Cette célèbre oeuvre de 1845 composée par Felix Mendelssohn vient à mon esprit tandis que je m'interroge sur la place du verbe et celle du chant de l'âme.


Paul Verlaine écrira, lui, quelques années plus tard, en 1874, son recueil de Romances sans Paroles. Paradoxalement avec, pour seules notes, ses mots à lui...


Faut-il être musicien pour trouver certains sons plus parlant que des mots, quand on finit par les prononcer machinalement ! Et faut-il avoir célébré le silence pour mesurer ce qu'est, véritablement, une parole...


À l'ère où nous n'avons jamais autant véhiculé ce que l'on nomme "information", nous nous sentons, étonnamment en manque... en manque de contenu, de contenant, de sens ou de vérité. Les plus mystiques diront, simplement d"'amour". Non pas le sentiment créé de toute pièce par des récits ajoutés à l'histoire dans l'histoire.

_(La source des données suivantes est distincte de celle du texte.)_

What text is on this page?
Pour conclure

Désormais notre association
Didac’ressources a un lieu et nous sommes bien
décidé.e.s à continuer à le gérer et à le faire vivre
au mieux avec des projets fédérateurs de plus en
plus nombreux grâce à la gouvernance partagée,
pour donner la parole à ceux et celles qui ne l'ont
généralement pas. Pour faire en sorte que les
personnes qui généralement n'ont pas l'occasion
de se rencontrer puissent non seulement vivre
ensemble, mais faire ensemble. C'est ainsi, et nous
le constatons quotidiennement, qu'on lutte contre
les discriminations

Mais au contraire à la substance même dont parlait Christiane Singer, cette substance qui, dépouillée de tout mensonge, se dévoile telle qu'on la nomme : "vie".


N'est-ce pas l'apanage de notre temps d'écouter ou de dire des mots qui ont fini par perdre leur sens tant l'on a osé les utiliser sans s'accorder ? Sans justesse ni diapason. Au fur et à mesure, les mots flétrissent, comme les notes d'un mauvais musicien, jouant en regardant sa montre, en attendant que "ça passe"... Il n'est pas besoin de chercher loin dans le contexte politique pour découvrir ces bouches qui bougent mais qui ne disent rien, ces sons qui sortent mais qui pourraient contenir n'importe quel mot. Alors, les oreilles ne savent plus. Et le coeur se sent seul. Terriblement inutile...


Bien sûr cet archétype politique, c'est celui qui est en chacun de nous, lorsqu'à chaque instant l'on se risque un échange de paroles automatiques, lorsqu'on glisse dans l'automate d'un corps absent de vie. Cela arrive plus fréquemment qu'on ne le croit. Il n'y a rien de grave d'ailleurs à cela. Les automates font partie de nos scènes de théâtre, aussi. Mais a-t-on conscience de ces parts, en nous ? Savons-nous discerner, joyeusement, lorsque nous n'y sommes plus vraiment ? Lorsque nous parlons pour ne rien dire ? Comme ces musiques d'ascsnceur ou certains encens qui ne sont pas là pour révéler mais presque pour cacher.


Pour cacher quoi ?


Victor Hugo disait que "la musique exprime ce qui ne peut pas s'exprimer avec des mots et sur quoi il est impossible de se taire."


La passionnée d'hypnose que je suis s'intéresse nécessairement à l'art des mots, celui si éminemment déployé par le grand Milton Erickson, hypnotiseur du 20ème siècle. Et je me rappelle ces cours de piano, au conservatoire de Paris, où le professeur répétait sans relâche ce que je répète à mon tour aux jeunes pianistes que j'accompagne : "parle ! Parle plus encore ! Prononce chaque note comme chaque mot... Articule, jusqu'à ce que ce soit parfaitement clair. Limpide !"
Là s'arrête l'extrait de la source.